I just read Joel’s article on hiring great programmers. I’m not sure if I agree with him or not, because I don’t really understand his argument. Follow along with me for a moment.
His main point seems to be that you need to hire the best programmers to succeed. I agree with that, but I think we have different takes on what that is and in fact I think he might not even be sure what that is.
He starts off ok by making that point and using data from a tough college class to show how the best programmers are more productive. However, here’s where he starts to fade a bit. He goes on to talk about great products and implies these were created by great programmers. He uses WinAmp and the iPod as examples. He points out details like how the WinAmp site had this quote on their feature list “Most things actually work!” and how the iPod makes a nice clicking noise because Apple spent extra $ to put a speaker in the body of the iPod and not just send the sound through the headphones. I’m with him on all that, but I don’t follow how these things are correlated.
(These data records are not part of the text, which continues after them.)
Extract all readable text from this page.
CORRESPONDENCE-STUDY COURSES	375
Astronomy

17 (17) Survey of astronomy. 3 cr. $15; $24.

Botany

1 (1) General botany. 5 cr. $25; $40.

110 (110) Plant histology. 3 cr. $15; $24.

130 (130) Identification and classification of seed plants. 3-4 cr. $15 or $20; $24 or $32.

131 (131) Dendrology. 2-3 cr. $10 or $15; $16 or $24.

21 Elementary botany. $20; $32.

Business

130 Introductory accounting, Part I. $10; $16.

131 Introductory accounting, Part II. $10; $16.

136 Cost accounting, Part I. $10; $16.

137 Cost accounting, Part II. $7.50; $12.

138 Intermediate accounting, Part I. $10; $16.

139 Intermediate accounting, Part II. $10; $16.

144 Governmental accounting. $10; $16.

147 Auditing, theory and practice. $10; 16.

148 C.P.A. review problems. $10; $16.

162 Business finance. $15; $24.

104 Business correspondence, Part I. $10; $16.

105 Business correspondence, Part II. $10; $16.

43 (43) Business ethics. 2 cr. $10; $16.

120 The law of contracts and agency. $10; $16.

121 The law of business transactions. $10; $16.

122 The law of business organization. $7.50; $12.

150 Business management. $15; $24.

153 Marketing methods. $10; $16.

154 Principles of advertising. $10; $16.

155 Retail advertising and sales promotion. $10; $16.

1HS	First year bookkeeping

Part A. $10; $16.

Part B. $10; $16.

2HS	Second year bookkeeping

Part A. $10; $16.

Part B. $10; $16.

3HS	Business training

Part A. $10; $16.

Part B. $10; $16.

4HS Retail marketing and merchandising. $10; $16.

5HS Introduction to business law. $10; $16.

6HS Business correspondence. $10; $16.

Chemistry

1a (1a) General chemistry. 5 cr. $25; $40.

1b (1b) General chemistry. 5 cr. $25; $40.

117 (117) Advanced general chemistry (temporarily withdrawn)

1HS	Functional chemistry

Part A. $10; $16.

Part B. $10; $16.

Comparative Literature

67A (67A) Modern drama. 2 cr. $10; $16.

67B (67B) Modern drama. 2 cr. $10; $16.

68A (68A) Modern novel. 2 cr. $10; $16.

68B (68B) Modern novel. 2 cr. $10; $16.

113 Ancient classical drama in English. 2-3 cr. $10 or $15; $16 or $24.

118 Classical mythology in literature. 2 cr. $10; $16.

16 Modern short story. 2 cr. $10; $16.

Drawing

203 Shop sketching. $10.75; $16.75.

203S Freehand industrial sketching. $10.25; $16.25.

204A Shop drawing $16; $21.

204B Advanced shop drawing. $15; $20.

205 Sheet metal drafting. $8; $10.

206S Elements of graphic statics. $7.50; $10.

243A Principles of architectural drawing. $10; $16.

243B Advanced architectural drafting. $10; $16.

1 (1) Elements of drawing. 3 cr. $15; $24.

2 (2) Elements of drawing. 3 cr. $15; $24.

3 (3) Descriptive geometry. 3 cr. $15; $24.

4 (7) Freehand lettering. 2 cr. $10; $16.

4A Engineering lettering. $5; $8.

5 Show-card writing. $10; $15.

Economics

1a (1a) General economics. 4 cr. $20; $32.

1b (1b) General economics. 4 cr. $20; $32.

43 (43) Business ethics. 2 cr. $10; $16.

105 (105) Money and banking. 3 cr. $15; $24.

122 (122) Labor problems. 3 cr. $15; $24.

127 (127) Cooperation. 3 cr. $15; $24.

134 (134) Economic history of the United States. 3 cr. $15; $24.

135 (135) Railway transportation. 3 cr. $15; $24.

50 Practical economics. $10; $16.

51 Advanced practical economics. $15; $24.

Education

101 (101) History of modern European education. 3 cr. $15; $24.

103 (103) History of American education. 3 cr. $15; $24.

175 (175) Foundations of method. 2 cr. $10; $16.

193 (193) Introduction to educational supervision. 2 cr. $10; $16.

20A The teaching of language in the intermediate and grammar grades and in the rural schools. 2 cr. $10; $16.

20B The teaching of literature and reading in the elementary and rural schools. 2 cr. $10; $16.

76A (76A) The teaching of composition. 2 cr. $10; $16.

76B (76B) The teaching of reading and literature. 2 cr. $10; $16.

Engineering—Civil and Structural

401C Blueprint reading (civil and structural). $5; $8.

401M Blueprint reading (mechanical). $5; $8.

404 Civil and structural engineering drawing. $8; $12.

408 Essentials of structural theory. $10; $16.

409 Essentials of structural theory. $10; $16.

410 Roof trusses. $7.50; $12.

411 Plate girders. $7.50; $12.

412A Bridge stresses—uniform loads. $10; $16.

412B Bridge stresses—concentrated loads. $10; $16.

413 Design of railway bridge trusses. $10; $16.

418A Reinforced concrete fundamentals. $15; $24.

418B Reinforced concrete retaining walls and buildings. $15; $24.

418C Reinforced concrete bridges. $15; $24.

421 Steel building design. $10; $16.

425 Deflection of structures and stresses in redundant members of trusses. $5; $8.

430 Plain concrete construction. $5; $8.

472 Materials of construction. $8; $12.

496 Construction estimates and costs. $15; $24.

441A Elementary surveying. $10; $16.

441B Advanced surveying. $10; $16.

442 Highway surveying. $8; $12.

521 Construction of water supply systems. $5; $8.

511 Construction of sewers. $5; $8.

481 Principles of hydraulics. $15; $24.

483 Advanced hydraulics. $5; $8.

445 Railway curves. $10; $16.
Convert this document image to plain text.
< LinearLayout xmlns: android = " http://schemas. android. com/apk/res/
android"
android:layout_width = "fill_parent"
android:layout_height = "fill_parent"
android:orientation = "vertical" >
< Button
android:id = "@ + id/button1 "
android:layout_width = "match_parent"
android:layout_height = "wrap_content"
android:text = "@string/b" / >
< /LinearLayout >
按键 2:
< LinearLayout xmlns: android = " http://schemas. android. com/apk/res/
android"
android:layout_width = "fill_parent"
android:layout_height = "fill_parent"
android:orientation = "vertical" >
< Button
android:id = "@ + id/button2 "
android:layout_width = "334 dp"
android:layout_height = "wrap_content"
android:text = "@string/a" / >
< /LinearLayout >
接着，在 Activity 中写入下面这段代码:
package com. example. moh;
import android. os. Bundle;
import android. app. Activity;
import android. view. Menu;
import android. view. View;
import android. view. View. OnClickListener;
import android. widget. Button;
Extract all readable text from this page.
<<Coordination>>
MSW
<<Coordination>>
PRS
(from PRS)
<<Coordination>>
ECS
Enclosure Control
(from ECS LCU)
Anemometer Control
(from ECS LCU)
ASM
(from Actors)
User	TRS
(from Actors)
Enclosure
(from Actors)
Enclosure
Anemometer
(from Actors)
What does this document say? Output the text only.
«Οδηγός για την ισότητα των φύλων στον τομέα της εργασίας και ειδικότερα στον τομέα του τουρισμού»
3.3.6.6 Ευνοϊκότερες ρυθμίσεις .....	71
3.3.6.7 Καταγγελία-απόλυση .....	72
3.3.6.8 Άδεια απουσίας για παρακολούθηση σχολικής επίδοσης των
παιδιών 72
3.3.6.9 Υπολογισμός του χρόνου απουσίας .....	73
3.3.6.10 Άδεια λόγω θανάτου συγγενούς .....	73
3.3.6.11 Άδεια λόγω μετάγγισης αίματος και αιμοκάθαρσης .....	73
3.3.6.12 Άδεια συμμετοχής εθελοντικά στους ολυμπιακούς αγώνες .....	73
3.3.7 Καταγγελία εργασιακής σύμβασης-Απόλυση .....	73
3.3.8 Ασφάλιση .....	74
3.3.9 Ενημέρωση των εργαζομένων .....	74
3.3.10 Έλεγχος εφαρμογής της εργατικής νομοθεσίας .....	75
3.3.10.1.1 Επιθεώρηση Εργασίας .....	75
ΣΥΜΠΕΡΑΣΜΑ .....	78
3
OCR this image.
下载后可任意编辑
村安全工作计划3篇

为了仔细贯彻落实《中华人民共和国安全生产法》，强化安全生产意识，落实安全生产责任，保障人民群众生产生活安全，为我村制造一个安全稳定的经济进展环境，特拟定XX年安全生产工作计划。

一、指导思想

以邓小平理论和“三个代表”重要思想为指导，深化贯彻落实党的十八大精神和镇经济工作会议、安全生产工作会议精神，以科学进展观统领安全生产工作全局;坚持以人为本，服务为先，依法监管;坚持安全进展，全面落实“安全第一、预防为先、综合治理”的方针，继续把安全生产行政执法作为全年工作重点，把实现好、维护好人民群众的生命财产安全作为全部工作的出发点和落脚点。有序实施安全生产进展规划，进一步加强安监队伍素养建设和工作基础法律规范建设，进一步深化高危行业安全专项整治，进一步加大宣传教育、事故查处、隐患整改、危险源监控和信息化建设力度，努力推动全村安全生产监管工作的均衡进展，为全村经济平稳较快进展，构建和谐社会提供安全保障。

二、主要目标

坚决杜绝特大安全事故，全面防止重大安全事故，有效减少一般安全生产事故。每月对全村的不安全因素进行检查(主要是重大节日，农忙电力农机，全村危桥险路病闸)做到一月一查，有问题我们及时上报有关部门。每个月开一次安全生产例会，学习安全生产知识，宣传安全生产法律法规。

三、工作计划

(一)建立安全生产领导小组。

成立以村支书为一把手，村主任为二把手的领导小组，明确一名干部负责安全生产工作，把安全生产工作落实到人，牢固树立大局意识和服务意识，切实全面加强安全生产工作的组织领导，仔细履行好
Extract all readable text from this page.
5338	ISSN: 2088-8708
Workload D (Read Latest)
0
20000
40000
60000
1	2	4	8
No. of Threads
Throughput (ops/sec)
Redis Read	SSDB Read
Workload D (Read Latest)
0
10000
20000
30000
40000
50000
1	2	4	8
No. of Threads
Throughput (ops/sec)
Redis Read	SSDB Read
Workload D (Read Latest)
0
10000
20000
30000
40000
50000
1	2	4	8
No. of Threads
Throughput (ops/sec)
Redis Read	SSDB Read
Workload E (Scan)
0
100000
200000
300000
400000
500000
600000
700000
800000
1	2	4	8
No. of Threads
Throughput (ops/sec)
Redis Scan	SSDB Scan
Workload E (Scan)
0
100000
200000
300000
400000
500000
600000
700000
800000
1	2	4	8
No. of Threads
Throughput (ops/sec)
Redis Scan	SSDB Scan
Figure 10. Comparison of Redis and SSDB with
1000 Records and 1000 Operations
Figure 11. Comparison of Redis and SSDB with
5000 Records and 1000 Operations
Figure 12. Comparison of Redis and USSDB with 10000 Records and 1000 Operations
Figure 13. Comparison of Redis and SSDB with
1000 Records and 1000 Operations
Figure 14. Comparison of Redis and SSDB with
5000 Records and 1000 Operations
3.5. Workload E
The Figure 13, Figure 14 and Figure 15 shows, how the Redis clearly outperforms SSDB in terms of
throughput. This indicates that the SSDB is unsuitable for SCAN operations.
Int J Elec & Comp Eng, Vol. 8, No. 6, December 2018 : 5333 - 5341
It sounds to me like these products were created by people who are extraordinarily creative and have excellent knowledge of their markets and what appeals to users in those markets. So programmers who can build a command line shell or code a new version of Make for their college class faster than another student aren’t necessarily the best programmers to hire. In many cases the most technically proficient programmer will not be the best to hire, because in my experience these people tend to be unable to step out of their programming shoes and into the users. I think you can see this in alot of open source applications, where the technology is first rate but the user experience is poor.
Anyway, maybe that is what Joel is saying, but I don’t think he came across as clear as usual in this essay.